The $95,000 Fire Sale That Tells You Everything
After the breach, TeamPCP initially demanded “at least $50,000” for the stolen data. When that apparently didn’t produce results, they partnered with the Lapsus$ threat group — the same crew that previously breached Nvidia, Samsung, Microsoft, and Uber — to sell the entire haul for $95,000.
Ninety-five thousand dollars for 3,800 internal repositories from the platform that hosts the world’s code.
That price should alarm you. Not because it’s high — because it’s absurdly low. It suggests one of two things: either the attackers are still relatively unsophisticated in their monetization (despite being deeply sophisticated in their attack craft), or the data has already been copied to buyers who paid a premium before the public listing. Neither possibility is comforting.
Every Developer’s Machine Is Now an Attack Surface
The uncomfortable truth this breach exposes is that the VS Code extension marketplace has become one of the largest unguarded attack surfaces in software. There are over 60,000 extensions on the marketplace. Most developers install a dozen or more without reviewing the source code. Auto-updates mean a trusted extension can become a weapon between one commit and the next.
Microsoft’s vetting process caught this particular compromise in 18 minutes — which sounds fast until you consider that thousands of developers installed the update in that window. And the payload was designed to execute instantly, before anyone could notice anything wrong.

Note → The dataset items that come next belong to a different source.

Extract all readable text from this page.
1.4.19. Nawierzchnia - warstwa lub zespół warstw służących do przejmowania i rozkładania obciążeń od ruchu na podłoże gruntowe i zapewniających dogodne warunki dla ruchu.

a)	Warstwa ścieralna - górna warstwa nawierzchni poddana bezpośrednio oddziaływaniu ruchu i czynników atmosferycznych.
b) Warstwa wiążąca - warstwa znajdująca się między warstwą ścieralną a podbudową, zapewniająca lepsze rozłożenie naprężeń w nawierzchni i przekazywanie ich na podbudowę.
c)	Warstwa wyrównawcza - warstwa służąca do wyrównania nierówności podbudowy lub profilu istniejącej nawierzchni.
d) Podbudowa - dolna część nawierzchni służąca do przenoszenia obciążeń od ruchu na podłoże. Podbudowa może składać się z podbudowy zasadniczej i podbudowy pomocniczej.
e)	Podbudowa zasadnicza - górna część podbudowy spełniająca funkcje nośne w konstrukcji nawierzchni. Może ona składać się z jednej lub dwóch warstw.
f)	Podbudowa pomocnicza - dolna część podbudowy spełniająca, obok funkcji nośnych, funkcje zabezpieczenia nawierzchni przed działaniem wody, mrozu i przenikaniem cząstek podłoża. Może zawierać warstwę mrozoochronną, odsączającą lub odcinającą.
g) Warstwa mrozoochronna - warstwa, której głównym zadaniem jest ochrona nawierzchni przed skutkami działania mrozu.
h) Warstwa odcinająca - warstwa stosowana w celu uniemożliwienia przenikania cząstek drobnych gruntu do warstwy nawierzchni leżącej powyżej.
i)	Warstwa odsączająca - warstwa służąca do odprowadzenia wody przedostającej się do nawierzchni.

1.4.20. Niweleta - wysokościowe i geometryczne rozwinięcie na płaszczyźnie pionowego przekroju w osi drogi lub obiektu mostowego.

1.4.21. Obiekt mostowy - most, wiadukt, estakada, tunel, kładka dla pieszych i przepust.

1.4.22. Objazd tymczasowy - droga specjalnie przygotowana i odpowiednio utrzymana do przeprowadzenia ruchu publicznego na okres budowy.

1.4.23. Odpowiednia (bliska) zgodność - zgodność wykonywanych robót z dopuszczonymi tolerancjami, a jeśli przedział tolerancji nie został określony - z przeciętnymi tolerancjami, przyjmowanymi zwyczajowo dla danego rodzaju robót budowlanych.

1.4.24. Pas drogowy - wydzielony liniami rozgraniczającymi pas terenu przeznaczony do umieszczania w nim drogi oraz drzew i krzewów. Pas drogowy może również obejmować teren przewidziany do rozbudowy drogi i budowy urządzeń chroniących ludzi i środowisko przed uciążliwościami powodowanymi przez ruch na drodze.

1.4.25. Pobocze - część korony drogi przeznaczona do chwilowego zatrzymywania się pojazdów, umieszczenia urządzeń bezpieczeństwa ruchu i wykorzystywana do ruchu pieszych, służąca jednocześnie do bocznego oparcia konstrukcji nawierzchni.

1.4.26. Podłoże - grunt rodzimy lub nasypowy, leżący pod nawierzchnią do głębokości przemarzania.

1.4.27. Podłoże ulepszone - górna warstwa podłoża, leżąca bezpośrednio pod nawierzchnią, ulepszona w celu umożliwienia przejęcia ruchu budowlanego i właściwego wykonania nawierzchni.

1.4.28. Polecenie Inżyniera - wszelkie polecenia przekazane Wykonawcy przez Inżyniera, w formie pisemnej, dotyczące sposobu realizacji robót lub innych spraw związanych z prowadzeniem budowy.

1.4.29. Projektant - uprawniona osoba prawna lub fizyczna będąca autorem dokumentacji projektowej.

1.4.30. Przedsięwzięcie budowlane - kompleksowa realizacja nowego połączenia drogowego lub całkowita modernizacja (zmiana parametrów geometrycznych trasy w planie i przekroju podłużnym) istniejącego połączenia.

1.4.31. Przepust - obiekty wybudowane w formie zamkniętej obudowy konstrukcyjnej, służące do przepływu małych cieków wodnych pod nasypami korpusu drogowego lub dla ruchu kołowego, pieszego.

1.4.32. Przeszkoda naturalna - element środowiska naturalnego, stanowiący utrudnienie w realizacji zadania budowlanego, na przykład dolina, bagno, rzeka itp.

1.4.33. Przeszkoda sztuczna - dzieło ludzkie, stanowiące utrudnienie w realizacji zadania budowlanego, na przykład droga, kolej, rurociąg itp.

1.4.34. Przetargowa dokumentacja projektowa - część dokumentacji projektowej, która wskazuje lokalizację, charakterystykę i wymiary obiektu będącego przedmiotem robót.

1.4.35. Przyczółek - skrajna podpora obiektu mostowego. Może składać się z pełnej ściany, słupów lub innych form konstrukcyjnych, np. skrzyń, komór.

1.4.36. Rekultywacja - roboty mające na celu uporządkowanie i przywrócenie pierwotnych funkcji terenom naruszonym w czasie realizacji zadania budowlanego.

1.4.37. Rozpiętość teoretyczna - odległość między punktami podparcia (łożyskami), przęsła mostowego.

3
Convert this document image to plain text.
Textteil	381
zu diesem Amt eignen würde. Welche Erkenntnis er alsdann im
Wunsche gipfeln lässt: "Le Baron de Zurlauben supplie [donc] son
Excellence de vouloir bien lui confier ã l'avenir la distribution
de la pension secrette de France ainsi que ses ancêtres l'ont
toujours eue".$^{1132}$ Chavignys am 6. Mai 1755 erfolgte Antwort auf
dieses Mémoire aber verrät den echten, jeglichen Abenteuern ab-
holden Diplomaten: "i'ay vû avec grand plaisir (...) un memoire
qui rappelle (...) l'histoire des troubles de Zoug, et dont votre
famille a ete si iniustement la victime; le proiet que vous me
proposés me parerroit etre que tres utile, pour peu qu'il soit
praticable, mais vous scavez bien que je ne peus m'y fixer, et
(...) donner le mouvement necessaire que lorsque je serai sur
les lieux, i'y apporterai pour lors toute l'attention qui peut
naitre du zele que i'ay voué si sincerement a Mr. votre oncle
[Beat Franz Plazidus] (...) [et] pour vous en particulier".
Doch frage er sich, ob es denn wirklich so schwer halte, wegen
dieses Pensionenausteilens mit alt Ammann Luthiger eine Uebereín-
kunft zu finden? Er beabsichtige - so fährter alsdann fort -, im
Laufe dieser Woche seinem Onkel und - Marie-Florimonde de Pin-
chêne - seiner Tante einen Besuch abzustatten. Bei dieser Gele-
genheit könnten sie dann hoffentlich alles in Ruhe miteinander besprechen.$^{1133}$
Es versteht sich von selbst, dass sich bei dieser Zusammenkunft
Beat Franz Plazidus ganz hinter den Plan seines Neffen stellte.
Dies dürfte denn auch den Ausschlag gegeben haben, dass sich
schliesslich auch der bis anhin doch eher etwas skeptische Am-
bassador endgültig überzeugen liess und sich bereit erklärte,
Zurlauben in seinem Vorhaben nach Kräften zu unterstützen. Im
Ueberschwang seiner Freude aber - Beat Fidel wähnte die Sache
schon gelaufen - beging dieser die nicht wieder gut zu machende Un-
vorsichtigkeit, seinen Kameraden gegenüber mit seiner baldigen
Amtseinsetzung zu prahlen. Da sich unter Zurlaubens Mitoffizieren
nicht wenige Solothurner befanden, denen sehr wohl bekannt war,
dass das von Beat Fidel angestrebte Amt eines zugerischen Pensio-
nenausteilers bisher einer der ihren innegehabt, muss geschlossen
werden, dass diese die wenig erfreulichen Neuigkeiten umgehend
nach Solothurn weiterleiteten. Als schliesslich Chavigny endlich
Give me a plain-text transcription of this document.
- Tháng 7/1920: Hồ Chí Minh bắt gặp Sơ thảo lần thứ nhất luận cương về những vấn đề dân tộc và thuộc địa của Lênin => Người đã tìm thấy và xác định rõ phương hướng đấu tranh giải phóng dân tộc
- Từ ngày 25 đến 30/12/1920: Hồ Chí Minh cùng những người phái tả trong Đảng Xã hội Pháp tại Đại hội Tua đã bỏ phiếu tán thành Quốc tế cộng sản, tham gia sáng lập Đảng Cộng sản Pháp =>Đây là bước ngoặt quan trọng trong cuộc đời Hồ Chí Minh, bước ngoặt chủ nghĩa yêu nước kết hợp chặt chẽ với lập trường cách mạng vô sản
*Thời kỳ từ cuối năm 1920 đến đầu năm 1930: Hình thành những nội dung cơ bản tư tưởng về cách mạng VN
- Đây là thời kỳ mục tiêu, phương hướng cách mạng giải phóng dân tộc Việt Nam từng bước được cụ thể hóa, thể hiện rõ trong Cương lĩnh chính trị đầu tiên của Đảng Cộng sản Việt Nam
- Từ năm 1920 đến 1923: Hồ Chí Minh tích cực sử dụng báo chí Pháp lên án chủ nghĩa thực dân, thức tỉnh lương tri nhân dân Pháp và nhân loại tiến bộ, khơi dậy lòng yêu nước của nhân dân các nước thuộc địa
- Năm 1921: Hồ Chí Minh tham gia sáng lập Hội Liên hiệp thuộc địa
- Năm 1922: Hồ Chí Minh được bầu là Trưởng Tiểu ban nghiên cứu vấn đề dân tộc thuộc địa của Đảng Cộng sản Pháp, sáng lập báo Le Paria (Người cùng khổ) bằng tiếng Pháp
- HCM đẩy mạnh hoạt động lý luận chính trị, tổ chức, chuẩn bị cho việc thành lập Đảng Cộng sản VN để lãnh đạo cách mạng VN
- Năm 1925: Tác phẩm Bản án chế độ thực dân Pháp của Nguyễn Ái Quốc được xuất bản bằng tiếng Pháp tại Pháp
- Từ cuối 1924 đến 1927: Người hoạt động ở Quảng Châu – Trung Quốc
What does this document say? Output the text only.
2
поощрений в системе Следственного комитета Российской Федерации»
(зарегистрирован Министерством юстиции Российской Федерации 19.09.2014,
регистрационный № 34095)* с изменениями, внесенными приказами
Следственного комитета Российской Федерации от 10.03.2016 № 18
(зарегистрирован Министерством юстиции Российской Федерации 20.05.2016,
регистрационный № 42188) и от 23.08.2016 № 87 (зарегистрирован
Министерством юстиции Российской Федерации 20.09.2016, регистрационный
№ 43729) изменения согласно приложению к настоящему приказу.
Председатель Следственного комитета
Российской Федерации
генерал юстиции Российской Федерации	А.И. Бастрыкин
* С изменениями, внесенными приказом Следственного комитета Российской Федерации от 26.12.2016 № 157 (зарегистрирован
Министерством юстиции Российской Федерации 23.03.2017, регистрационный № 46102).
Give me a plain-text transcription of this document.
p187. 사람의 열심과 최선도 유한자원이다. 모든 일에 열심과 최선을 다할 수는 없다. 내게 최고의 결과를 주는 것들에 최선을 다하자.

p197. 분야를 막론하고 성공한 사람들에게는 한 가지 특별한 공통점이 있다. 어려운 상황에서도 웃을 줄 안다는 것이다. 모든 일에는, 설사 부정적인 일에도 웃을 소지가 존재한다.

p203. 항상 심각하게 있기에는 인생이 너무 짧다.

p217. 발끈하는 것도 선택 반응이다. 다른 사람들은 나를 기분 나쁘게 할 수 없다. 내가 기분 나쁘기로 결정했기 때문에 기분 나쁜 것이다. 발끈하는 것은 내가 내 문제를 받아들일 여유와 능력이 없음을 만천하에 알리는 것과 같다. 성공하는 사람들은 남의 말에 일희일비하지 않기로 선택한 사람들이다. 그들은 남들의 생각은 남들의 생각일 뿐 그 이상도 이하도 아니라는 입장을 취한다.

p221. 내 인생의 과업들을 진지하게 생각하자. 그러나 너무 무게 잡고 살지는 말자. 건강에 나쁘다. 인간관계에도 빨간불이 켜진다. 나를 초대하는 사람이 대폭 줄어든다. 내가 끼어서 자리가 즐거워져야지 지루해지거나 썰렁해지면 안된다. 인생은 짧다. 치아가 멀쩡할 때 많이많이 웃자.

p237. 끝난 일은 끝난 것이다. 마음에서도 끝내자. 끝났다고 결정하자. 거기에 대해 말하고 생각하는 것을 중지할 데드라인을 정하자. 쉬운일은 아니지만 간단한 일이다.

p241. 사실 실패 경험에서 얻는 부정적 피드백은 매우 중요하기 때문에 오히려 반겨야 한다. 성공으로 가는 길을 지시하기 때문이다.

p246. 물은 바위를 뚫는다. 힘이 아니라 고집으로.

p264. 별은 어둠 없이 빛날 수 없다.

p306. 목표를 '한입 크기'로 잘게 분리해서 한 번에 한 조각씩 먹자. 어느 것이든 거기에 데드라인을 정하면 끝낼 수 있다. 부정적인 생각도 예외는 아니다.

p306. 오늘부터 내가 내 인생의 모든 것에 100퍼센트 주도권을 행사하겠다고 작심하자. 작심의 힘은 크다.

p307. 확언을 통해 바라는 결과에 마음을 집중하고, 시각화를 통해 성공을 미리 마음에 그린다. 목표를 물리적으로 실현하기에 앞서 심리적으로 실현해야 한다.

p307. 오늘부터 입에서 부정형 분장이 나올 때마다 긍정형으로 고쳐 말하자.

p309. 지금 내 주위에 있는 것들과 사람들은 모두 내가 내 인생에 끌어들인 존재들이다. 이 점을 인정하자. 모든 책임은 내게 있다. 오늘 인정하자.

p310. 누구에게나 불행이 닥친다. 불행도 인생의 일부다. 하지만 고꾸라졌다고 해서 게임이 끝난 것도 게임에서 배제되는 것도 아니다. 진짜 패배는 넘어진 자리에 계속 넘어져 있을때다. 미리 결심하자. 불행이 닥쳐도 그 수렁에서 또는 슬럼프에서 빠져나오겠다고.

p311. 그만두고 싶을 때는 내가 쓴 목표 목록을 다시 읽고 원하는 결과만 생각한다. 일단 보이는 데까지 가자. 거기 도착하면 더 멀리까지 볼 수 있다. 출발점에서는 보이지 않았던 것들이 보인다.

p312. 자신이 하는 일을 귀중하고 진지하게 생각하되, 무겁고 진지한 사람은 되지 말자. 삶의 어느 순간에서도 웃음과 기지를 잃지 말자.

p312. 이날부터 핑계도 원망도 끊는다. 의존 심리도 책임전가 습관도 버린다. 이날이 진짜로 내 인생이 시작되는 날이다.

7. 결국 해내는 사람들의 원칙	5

GitHub’s response was textbook: they removed the malicious extension version, isolated the compromised endpoint, and began incident response immediately. Their assessment is that the exfiltration was limited to GitHub-internal repositories and didn’t affect customer data or the platform’s integrity. But the precedent is set. If GitHub — Microsoft’s own subsidiary, presumably running best-in-class security — can be breached through a VS Code extension, every company whose developers use VS Code is exposed to the same attack vector.
The Supply Chain Problem Nobody Wants to Fix
This is the third major supply chain attack in 2026 alone, following the XZ Utils backdoor aftermath and the PyPI typosquatting campaigns that targeted AI/ML packages in February. The pattern is always the same: attackers find a single point of trust in the open-source ecosystem, poison it, and watch the compromise cascade downstream through dependency chains that nobody fully maps.
The industry’s response has been predictably inadequate. Software Bills of Materials (SBOMs) are still optional for most organizations. Extension marketplaces still rely primarily on community reporting rather than proactive security scanning. And the open-source maintainers whose code forms the foundation of trillion-dollar companies are still, in many cases, unpaid volunteers working from personal laptops with no security budget.
TeamPCP didn’t discover a new vulnerability. They exploited the oldest one in software: the gap between how much we trust our tools and how little we verify them.
The Verdict
Eighteen minutes. 3,800 repositories. A $95,000 asking price. And a cascading supply chain compromise that also hit OpenAI, Mistral AI, and Grafana Labs. The GitHub breach isn’t just a cybersecurity incident — it’s a proof of concept that the entire developer toolchain is one compromised maintainer away from a catastrophic failure. The question isn’t whether this attack vector will be used again. It’s whether anyone will fix the trust model before it is.